In trying to track down HTTP protocol errors, we installed Wireshark on 3 Windows 2008 R2 servers. Prior to installing Wireshark, specific HTTP traffic would fail. Immediately upon installing Wireshark, the problematic HTTP traffic worked as expected. Even after uninstalling Wireshark, the initially problematic HTTP traffic continued to work. I'm wondering if the Wireshark installation makes changes to the IP stack or any existing .dlls. I'd like to compare against the 2008 R2 servers that continue to have HTTP issues. It could just be a coincidence, but I want to confirm. asked 08 May '13, 14:53 jbright edited 08 May '13, 17:27 Guy Harris ♦♦ |
One Answer:
The Windows Wireshark installer runs the WinPcap installer; WinPcap installs a transport driver (which shouldn't affect other parts of the networking stack) and its own DLLs, but doesn't modify any existing DLLs.
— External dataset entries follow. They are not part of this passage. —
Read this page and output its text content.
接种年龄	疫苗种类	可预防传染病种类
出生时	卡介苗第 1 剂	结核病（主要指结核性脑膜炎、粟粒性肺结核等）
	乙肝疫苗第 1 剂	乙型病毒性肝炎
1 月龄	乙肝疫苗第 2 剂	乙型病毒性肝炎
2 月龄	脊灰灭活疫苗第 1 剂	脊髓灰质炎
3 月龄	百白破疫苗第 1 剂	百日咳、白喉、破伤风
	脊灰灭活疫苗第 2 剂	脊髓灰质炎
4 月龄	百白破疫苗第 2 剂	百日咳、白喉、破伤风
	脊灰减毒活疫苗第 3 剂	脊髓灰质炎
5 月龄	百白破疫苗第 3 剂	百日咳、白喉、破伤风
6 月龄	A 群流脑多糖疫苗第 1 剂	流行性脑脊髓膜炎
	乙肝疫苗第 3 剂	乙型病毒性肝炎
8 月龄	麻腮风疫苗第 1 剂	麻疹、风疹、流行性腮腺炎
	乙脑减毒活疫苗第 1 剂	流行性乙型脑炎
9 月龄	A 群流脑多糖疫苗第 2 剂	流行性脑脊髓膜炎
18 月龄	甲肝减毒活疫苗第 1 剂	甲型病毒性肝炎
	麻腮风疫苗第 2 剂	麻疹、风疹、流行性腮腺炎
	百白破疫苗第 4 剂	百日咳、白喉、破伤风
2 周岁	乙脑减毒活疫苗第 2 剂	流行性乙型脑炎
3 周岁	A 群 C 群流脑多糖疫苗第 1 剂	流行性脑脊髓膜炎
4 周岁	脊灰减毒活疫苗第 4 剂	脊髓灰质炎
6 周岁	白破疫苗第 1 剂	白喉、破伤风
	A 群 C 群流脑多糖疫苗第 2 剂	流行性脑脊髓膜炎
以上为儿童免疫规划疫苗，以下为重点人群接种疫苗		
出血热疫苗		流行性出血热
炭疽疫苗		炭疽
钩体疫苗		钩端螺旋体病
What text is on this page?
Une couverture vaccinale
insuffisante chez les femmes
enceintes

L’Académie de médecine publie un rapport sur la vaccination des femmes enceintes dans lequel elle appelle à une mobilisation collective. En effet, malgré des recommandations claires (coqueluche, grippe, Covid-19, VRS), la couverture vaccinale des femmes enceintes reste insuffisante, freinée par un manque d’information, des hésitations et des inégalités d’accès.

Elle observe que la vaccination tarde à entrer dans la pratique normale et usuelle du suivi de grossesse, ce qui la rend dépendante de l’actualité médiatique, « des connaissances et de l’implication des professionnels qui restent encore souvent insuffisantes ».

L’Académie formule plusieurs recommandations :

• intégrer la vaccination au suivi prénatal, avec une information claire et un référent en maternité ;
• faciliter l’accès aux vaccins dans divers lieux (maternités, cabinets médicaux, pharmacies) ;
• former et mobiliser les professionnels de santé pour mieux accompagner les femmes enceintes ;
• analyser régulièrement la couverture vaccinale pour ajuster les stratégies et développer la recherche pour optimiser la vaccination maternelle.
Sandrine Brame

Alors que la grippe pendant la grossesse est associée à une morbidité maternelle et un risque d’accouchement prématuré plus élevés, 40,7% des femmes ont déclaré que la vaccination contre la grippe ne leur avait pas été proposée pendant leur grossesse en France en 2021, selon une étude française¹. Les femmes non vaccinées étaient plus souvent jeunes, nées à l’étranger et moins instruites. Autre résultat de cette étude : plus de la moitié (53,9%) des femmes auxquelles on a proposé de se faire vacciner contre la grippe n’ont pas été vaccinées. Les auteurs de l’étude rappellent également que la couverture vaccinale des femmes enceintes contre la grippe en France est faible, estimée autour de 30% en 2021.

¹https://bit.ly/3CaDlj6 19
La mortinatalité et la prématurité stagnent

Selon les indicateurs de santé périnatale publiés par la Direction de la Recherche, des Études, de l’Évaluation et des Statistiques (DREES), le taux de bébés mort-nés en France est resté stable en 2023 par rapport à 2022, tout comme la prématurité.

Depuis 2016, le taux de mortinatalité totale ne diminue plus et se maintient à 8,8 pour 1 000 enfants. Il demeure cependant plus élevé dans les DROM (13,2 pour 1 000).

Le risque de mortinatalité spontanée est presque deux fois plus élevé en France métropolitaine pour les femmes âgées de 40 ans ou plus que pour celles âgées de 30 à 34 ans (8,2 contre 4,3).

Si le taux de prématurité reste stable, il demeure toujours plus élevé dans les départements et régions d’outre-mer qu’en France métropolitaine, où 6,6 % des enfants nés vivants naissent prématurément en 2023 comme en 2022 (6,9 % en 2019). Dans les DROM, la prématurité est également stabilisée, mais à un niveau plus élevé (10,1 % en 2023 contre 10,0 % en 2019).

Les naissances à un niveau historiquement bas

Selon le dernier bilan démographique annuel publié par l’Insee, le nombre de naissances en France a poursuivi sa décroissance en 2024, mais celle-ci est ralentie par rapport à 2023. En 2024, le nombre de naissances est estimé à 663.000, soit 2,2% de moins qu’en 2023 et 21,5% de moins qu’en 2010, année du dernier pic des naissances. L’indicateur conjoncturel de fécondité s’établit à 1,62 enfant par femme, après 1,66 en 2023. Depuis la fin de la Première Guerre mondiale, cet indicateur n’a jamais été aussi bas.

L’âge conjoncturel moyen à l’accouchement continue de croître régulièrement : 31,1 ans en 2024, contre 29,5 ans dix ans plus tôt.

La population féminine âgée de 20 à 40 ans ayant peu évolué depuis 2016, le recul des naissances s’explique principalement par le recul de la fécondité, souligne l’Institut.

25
Wireshark itself does nothing to the networking stack or any system DLLs. When you uninstalled Wireshark, did you also uninstall WinPcap? (Check whether "WinPcap 4.1.2" is installed.) Perhaps something about WinPcap is making the problem go away. You could try downloading and installing WinPcap on the servers that are still having issues. answered 08 May '13, 17:26 Guy Harris ♦♦ I uninstalled both Wireshark and WinPcap, so in theory, if either of those magically resolved the issue, the issue would return once they were uninstalled. (09 May '13, 08:37) jbright |
what is the nature of those protocol errors and what kind of HTTP traffic failed (how did it fail)?